Confiscation of cash by the state
The government and RBI have to announce to the public how they will manage a post-demonetisation world
In India we have instances of the government reneging on its liability to protect legal titles by confiscating private real assets—otherwise called nationalization. Recently we have witnessed the government reneging on one of its most visible liabilities—the national currency. The liability of a government when it issues a currency is to provide the services of a transactions medium to people. Governments actually charge a rent for the use of these services, which is inflation. Inflation decreases the purchasing power of money and in the absence of hyperinflation, people willingly pay this rental because of the convenience of holding a transaction medium that allows them to beneficially engage in economic activity. Governments confiscate currency when they renege on the monetary liability of liquidity provision services.
The modus operandi of confiscating currency is to suddenly remove legal tender status from an existing currency and to make it difficult for the public to convert its full holding of decommissioned notes into the new currency. Imposing a cost on the conversion process—through providing a short conversion period after which old bank notes cease to be legal tender, or restricting the amounts of old currency that can be exchanged or withdrawn from ATMs and bank accounts, or imposing costs on the conversion by requiring people to queue up or to provide proof of the origin of the funds—is an important component of confiscating currency. It is these aspects of the decommissioning of old notes that qualifies our current monetary history to be classified as one of confiscation of currency rather than the inappropriately used term demonetisation.

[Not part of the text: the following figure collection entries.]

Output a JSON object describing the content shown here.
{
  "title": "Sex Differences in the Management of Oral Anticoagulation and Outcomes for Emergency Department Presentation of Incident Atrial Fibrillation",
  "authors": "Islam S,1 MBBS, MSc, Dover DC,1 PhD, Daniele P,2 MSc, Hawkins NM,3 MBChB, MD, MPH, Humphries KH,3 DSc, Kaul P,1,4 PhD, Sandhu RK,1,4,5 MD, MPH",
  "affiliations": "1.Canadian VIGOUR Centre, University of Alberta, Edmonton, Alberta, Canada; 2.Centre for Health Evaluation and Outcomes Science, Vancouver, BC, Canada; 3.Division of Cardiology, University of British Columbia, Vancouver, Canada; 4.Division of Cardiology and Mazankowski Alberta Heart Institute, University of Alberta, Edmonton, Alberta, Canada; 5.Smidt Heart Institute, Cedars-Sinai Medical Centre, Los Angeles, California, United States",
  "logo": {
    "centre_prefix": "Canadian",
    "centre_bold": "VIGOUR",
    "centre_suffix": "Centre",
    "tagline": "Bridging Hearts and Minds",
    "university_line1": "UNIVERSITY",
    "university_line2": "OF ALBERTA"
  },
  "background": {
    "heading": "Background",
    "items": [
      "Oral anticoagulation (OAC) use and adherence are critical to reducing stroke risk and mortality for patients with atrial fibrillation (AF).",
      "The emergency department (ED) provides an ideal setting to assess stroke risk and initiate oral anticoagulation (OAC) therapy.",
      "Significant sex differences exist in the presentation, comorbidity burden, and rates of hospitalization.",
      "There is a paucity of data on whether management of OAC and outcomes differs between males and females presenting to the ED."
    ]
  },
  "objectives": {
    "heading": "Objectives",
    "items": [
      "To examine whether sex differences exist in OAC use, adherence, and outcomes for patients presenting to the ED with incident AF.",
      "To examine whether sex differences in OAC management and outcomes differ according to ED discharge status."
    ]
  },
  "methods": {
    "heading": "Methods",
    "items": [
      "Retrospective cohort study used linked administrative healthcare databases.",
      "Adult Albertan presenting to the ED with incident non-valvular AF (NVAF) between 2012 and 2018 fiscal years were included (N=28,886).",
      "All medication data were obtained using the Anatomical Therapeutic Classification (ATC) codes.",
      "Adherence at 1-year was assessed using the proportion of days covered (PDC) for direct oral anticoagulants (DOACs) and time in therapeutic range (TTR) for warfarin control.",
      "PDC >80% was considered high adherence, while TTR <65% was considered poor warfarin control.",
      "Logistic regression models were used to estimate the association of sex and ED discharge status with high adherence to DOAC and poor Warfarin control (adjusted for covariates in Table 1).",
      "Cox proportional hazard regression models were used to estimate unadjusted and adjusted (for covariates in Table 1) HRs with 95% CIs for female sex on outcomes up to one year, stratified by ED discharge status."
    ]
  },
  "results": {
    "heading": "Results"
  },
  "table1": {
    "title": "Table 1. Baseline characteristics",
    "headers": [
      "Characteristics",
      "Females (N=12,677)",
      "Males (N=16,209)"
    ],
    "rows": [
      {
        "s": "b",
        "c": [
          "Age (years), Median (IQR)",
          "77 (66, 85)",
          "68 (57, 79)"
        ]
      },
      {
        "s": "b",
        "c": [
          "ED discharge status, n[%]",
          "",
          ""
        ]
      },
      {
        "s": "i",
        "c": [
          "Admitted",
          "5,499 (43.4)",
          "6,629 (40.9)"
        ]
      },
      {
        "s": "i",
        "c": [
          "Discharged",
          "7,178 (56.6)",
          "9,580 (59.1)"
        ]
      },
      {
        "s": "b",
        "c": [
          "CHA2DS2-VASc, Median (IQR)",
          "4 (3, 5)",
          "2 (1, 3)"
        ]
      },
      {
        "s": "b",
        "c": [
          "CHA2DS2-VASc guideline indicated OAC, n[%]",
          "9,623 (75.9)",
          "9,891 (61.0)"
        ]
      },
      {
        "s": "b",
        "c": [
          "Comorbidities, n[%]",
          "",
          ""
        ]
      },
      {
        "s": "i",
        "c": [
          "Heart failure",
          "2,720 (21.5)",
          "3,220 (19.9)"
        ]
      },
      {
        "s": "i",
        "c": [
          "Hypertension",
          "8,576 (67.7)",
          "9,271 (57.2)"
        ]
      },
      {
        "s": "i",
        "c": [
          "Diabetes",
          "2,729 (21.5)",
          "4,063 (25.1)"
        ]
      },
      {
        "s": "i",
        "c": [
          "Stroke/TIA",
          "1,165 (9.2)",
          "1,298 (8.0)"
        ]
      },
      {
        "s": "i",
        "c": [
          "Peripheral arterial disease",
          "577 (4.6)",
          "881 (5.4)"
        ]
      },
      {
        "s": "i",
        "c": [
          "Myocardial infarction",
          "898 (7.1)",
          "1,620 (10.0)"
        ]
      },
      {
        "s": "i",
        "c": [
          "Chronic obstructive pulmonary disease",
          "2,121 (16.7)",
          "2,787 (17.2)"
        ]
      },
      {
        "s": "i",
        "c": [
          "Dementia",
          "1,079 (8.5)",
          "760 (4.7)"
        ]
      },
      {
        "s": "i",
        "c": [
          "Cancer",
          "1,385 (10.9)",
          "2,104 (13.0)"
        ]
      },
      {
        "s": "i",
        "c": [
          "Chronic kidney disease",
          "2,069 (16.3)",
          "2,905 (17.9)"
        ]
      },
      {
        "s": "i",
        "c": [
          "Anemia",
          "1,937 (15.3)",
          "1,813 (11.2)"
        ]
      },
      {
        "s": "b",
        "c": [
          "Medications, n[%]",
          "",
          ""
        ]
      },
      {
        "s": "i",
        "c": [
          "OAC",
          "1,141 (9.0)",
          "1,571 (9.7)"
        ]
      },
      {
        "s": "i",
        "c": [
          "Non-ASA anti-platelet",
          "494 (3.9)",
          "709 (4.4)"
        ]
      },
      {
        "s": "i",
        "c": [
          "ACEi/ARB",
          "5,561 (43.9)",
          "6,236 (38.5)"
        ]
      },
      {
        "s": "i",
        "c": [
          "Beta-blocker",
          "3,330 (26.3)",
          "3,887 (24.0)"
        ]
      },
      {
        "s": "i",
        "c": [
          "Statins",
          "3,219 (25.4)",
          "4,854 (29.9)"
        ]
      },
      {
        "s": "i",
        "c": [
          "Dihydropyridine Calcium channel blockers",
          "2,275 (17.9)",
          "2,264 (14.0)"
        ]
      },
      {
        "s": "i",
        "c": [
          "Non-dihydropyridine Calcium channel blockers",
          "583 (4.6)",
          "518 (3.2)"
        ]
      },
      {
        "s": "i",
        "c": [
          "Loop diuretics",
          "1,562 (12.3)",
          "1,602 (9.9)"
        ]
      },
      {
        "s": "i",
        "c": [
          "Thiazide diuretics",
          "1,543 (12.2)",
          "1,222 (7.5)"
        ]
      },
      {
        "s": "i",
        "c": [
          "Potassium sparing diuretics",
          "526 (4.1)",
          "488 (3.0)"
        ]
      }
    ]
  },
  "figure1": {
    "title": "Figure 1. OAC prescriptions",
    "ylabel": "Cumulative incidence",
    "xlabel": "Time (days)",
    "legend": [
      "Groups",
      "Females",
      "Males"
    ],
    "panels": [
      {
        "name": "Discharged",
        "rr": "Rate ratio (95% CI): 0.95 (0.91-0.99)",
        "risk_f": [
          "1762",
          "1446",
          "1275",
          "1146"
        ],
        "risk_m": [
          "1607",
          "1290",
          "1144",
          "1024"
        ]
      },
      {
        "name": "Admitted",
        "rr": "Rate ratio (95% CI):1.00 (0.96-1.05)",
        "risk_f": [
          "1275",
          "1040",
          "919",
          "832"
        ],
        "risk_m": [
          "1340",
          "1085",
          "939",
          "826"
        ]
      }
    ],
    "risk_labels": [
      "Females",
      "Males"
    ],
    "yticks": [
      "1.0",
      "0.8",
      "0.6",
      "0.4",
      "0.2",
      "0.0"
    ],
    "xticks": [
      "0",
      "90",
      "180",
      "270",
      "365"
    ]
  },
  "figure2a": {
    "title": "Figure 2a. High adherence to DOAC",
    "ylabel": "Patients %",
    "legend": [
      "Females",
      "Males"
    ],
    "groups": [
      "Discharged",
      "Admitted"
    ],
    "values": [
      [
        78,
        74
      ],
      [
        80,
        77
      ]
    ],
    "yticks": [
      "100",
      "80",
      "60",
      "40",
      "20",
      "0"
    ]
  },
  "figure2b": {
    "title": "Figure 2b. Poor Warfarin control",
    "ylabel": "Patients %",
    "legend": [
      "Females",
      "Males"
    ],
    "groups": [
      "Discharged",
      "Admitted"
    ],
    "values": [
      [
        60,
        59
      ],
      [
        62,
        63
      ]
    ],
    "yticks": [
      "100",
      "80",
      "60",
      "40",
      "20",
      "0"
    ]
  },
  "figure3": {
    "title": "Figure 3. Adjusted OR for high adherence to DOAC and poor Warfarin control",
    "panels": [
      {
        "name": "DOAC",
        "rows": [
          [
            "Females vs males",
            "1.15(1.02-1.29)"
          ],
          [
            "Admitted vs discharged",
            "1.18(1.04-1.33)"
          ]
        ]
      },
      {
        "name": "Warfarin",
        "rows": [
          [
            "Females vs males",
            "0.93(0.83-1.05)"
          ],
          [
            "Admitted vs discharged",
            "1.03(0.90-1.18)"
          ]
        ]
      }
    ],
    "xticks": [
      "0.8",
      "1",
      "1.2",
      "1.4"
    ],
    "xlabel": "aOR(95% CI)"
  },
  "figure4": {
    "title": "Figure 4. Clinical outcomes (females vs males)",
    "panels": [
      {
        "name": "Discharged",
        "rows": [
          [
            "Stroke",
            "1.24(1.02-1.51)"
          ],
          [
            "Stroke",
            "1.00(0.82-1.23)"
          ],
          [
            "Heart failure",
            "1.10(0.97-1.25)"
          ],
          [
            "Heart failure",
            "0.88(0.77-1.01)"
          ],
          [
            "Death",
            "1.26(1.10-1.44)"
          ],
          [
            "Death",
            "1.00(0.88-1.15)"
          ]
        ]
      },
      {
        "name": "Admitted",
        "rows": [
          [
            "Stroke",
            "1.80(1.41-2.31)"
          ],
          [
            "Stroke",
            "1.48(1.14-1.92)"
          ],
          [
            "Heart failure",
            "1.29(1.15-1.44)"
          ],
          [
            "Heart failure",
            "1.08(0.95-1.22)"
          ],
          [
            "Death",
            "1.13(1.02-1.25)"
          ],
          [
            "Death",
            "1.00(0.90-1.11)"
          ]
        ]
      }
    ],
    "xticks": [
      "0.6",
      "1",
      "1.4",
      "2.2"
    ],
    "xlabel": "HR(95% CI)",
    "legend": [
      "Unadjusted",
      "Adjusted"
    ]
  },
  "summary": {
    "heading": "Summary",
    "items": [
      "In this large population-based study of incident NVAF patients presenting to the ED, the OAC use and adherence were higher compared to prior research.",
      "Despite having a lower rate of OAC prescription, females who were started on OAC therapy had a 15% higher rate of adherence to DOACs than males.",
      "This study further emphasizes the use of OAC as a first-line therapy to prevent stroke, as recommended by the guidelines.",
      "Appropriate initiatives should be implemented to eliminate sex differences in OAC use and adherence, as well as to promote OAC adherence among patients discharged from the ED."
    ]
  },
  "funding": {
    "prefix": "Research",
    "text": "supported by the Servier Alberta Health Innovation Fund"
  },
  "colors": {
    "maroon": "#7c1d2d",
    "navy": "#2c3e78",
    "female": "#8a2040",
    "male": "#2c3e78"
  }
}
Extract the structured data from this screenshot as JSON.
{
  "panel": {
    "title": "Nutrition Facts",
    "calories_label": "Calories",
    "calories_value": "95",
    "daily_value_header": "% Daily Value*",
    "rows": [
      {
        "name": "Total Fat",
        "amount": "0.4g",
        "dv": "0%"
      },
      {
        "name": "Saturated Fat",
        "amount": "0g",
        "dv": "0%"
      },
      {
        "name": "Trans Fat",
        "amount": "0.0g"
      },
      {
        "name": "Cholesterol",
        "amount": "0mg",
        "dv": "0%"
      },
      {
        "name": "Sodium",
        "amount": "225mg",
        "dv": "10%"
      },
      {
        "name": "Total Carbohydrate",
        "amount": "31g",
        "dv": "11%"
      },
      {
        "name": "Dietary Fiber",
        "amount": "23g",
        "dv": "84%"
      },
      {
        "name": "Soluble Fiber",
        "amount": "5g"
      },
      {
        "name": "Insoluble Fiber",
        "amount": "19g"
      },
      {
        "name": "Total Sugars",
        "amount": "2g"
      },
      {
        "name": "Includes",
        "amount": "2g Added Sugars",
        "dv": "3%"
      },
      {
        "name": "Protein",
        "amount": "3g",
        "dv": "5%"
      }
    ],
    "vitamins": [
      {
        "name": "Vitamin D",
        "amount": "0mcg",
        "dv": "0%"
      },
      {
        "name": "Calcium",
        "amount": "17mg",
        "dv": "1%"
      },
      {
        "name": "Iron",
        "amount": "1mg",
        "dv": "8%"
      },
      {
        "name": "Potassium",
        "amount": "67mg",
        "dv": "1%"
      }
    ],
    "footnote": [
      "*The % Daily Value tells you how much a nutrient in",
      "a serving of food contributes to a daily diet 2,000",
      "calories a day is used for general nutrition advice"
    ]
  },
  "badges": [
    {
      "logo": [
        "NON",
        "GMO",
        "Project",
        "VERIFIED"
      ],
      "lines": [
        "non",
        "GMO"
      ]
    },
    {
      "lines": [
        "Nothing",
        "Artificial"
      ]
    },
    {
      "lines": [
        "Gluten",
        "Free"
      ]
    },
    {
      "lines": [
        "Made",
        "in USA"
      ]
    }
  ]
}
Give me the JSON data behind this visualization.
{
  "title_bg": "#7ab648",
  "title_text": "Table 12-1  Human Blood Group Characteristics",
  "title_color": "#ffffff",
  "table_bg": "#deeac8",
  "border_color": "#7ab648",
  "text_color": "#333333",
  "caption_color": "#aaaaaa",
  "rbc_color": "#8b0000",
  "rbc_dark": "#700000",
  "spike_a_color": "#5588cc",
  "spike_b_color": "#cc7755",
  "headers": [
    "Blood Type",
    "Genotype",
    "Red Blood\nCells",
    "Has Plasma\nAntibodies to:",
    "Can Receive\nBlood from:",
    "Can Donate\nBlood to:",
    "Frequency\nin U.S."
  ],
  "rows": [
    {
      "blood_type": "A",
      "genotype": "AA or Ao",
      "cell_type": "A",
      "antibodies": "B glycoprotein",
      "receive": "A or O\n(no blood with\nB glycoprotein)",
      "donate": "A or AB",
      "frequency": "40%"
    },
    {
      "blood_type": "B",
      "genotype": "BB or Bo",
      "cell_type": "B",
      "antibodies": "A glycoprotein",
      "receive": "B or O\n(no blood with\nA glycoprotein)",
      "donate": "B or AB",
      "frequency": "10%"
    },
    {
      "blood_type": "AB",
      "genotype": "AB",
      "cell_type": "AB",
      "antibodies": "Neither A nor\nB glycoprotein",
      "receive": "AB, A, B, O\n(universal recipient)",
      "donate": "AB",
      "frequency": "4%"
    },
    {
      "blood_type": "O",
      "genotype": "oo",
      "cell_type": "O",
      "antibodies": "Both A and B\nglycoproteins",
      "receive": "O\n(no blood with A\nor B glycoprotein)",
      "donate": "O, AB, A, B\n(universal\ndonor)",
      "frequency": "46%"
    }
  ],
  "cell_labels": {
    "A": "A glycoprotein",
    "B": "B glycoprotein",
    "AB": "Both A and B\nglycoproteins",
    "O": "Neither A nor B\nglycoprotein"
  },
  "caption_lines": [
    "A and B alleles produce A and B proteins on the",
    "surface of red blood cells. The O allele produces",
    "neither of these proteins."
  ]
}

Demonetisation is more appropriately a term for the replacement of currency by deposits in commercial banks and the settlement of payments through deposits and digital modes of payment rather than cash. That is not what has happened in the current context. The currency in circulation today is approximately what it was on 8 November 2016. The recent Reserve Bank of India (RBI) publication titled Macroeconomic Impact Of Demonetisation—A Preliminary Assessment depicts currency in circulation by March 2017 to have returned to the levels at which it was in early November 2016.
Policymakers have scapegoated counterfeiters, terrorists and those who have black money as the main culprits they are seeking to rein in through the confiscation exercise. In the process, they have diverted public scrutiny away from those policy options that could be the means for achieving success against these “enemies of the people”. It is unclear how fighting against such enemies is best served through the blunt tool of currency confiscation that imposes the burden of the suspension of the ability to transact on those who are model citizens. At the very least, the RBI, which is tasked with the management of the currency, should have put out a white paper on what advice it gave to the government on the matter and why using a monetary tool was considered necessary to handle fiscal problems like corruption and the hoarding of black money.
By all accounts the attempt to hurt the “enemies of the people” was hurriedly pushed through without heed to planning the sequencing that best achieves that purpose when a monetary tool is being used. A thought-through policy would have first required by law that all cash above a specified amount be deposited at the bank rather than banning cash transactions above Rs3 lakh later at the time of the budget. The Bhim app and rationalization of merchant discount rates for digital transactions could then have been promoted. After a few months of such measures, the government could have announced a currency reform where new bank notes would replace existing ones. In this way, decommissioning notes would be an enforcement of a previous law. At the time of decommissioning, it could also have reduced the conversion period to as little as three days instead of 50 days, which would have prevented considerably the build-up of curb markets in the decommissioned bills through touts or the opening of new Jan Dhan accounts. The Soviet Union in 1991 and Nicaragua in 1988 experimented with short conversion periods with much success.
The RBI for long also took the rather blasé view that the decommissioned notes continue to be on its balance sheet even when they have not been exchanged, without considering that this amounted to it admitting that it could hold unaccounted stocks of wealth on its balance sheet. That would be akin to the RBI having black money on its balance sheet. Fortunately, better sense prevailed and the Specified Bank Notes (Cessation of Liabilities) Ordinance of 30 December 2016 clarified that notes not exchanged would no longer be a liability of the RBI.
Finally, the government and RBI have to announce to the public how they will manage a post-demonetisation world. If the government succeeds and the high-denomination currency in circulation is replaced by deposits in banks, then interest-bearing debt will have to be issued to buy back the currency that is being retired. Since high-denomination notes are about 10% of GDP (gross domestic product), the debt to GDP ratio will rise by 10%. The RBI’s operating surplus will also decline as its revenue from issuing currency will have shrunk. This means it will transfer less surplus to the government (equal to 0.5% of GDP in 2015-16). A larger debt and less transfers from the RBI will show up in higher fiscal deficits for the government. And if the operating surplus of the RBI declines, its independence will be shaky.
It would be nice if we the people are given some answers as to how policymakers will manage this brave new world after the “enemies of the people” have presumably been taken out.
Errol D’Souza is professor and dean (faculty), IIM Ahmedabad.